On the Depth of Monotone ReLU Neural Networks and ICNNs

TL;DR

This paper investigates the expressivity of monotone ReLU and input convex neural networks, establishing lower bounds on their depth for computing the maximum function and demonstrating depth separations between these models.

Contribution

It provides new theoretical lower bounds on the depth complexity of ReLU$^+$ and ICNNs for the maximum function, and shows depth separation results between the two models.

Findings

ReLU$^+$ networks cannot approximate MAX$_n$

ICNNs require depth at least n to compute MAX$_n$

Depth-2 ReLU networks cannot be simulated by shallow ICNNs

Abstract

We study two models of ReLU neural networks: monotone networks (ReLU$^+$) and input convex neural networks (ICNN).
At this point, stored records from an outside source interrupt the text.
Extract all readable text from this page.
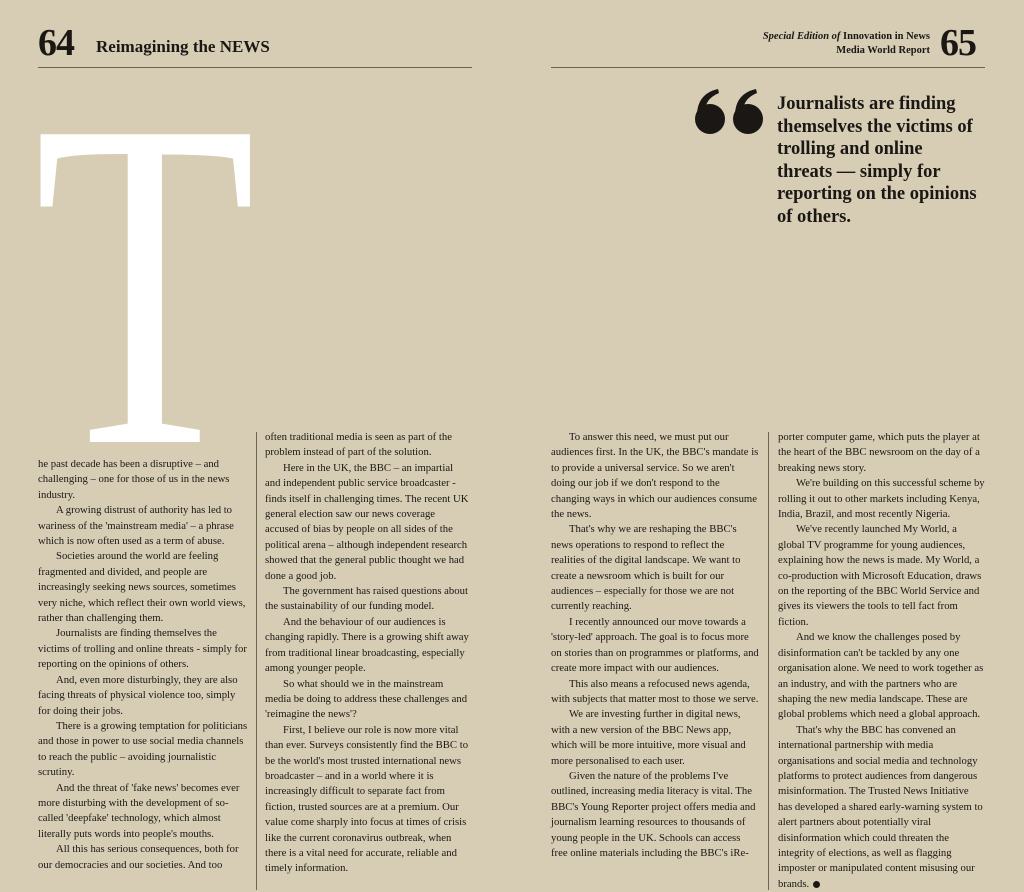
64 Reimagining the NEWS
Special Edition of Innovation in News
Media World Report 65
T	Journalists are finding themselves the victims of trolling and online threats — simply for reporting on the opinions of others.

he past decade has been a disruptive – and challenging – one for those of us in the news industry.

A growing distrust of authority has led to wariness of the 'mainstream media' – a phrase which is now often used as a term of abuse.

Societies around the world are feeling fragmented and divided, and people are increasingly seeking news sources, sometimes very niche, which reflect their own world views, rather than challenging them.

Journalists are finding themselves the victims of trolling and online threats - simply for reporting on the opinions of others.

And, even more disturbingly, they are also facing threats of physical violence too, simply for doing their jobs.

There is a growing temptation for politicians and those in power to use social media channels to reach the public – avoiding journalistic scrutiny.

And the threat of 'fake news' becomes ever more disturbing with the development of so-called 'deepfake' technology, which almost literally puts words into people's mouths.

All this has serious consequences, both for our democracies and our societies. And too

often traditional media is seen as part of the problem instead of part of the solution.

Here in the UK, the BBC – an impartial and independent public service broadcaster - finds itself in challenging times. The recent UK general election saw our news coverage accused of bias by people on all sides of the political arena – although independent research showed that the general public thought we had done a good job.

The government has raised questions about the sustainability of our funding model.

And the behaviour of our audiences is changing rapidly. There is a growing shift away from traditional linear broadcasting, especially among younger people.

So what should we in the mainstream media be doing to address these challenges and 'reimagine the news'?

First, I believe our role is now more vital than ever. Surveys consistently find the BBC to be the world's most trusted international news broadcaster – and in a world where it is increasingly difficult to separate fact from fiction, trusted sources are at a premium. Our value come sharply into focus at times of crisis like the current coronavirus outbreak, when there is a vital need for accurate, reliable and timely information.

To answer this need, we must put our audiences first. In the UK, the BBC's mandate is to provide a universal service. So we aren't doing our job if we don't respond to the changing ways in which our audiences consume the news.

That's why we are reshaping the BBC's news operations to respond to reflect the realities of the digital landscape. We want to create a newsroom which is built for our audiences – especially for those we are not currently reaching.

I recently announced our move towards a 'story-led' approach. The goal is to focus more on stories than on programmes or platforms, and create more impact with our audiences.

This also means a refocused news agenda, with subjects that matter most to those we serve.

We are investing further in digital news, with a new version of the BBC News app, which will be more intuitive, more visual and more personalised to each user.

Given the nature of the problems I've outlined, increasing media literacy is vital. The BBC's Young Reporter project offers media and journalism learning resources to thousands of young people in the UK. Schools can access free online materials including the BBC's iRe-

porter computer game, which puts the player at the heart of the BBC newsroom on the day of a breaking news story.

We're building on this successful scheme by rolling it out to other markets including Kenya, India, Brazil, and most recently Nigeria.

We've recently launched My World, a global TV programme for young audiences, explaining how the news is made. My World, a co-production with Microsoft Education, draws on the reporting of the BBC World Service and gives its viewers the tools to tell fact from fiction.

And we know the challenges posed by disinformation can't be tackled by any one organisation alone. We need to work together as an industry, and with the partners who are shaping the new media landscape. These are global problems which need a global approach.

That's why the BBC has convened an international partnership with media organisations and social media and technology platforms to protect audiences from dangerous misinformation. The Trusted News Initiative has developed a shared early-warning system to alert partners about potentially viral disinformation which could threaten the integrity of elections, as well as flagging imposter or manipulated content misusing our brands.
Our focus is on expressivity, mostly in terms of depth, and we prove the following lower bounds. For the maximum function MAX$_n$ computing the maximum of $n$ real numbers, we show that ReLU$^+$ networks cannot compute MAX$_n$, or even approximate it. We prove a sharp $n$ lower bound on the ICNN depth complexity of MAX$_n$. We also prove depth separations between ReLU networks and ICNNs; for every $k$, there is a depth-2 ReLU network of size $O(k^2)$ that cannot be simulated by a depth-$k$ ICNN. The proofs are based on deep connections between neural networks and polyhedral geometry, and also use isoperimetric properties of triangulations.